A single member LLC converts to an S-Corp this year. The owner, had taken out a home-equity loan to buy the business in an asset aquisition last year. The owner was deducting the points and interest on the loan on Schedule C.
Now that there is an S-corp requirement carry a balance sheet, I'm a little confused. The owner's home equity loan does not belong on the balance sheet so I am trying to determine how to proceed. Here is what I propose:
The balance of the loan at the beginning of the year is converted to a shareholder loan so the books can remain balanced. The corporation repays the loan to the shareholder with interest. The corp deducts it and the shareholder claims it as income. The shareholder pays the mortgage herself. The interest on the mortgage is also deducted by the corp through interest tracing and she posts a capital contribution each year to offset the deductible interest on the mortgage. This way the corp books stay balanced and she can take funds out for repayment and can use them to pay the mortgage. Since the corp deducts shareholder loan interest and she claims it personally as income, there is a wash - so to get a deduction for the loan to purchase the business, it is added to corporate books with an offsetting capital contribution.
Since the taxpayer was deducting interest on Schedule C, she has made an irrevocable election to not treat the loan as qualified home equity debt.

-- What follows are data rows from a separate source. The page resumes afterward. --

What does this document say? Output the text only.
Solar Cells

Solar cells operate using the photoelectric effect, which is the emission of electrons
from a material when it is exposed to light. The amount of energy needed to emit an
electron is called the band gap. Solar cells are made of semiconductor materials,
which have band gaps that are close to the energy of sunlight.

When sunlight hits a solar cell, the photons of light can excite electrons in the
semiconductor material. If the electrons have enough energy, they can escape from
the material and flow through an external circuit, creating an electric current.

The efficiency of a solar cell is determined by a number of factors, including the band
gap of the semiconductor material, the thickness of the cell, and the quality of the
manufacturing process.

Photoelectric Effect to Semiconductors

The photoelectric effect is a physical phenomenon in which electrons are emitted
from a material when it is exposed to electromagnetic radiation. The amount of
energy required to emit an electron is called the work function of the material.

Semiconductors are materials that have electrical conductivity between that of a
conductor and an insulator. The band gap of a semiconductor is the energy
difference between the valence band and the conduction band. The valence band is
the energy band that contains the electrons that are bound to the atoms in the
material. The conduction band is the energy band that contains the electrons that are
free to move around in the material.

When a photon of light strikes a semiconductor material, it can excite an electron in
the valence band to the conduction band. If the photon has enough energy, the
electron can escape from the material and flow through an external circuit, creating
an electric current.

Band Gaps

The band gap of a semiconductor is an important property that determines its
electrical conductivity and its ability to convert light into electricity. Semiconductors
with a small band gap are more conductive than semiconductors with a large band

The scenario doesn't sound right to me somehow. Her capital contribution was the FMV of the business itself, not the loan P&I. Payments from the corporation are not principal and interest unless she actually sold the assets in a taxable transaction. Another way could have been to lease the assets to the corporation, but neither of those arrangements happened in this case.
It seems like she exchanged property (FMV of tangible and intangible business assets) for stock. Those assets were financed so she has an investment interest expense. Any payments are wages, return of capital, pass through items, or other normal S-corp distributions.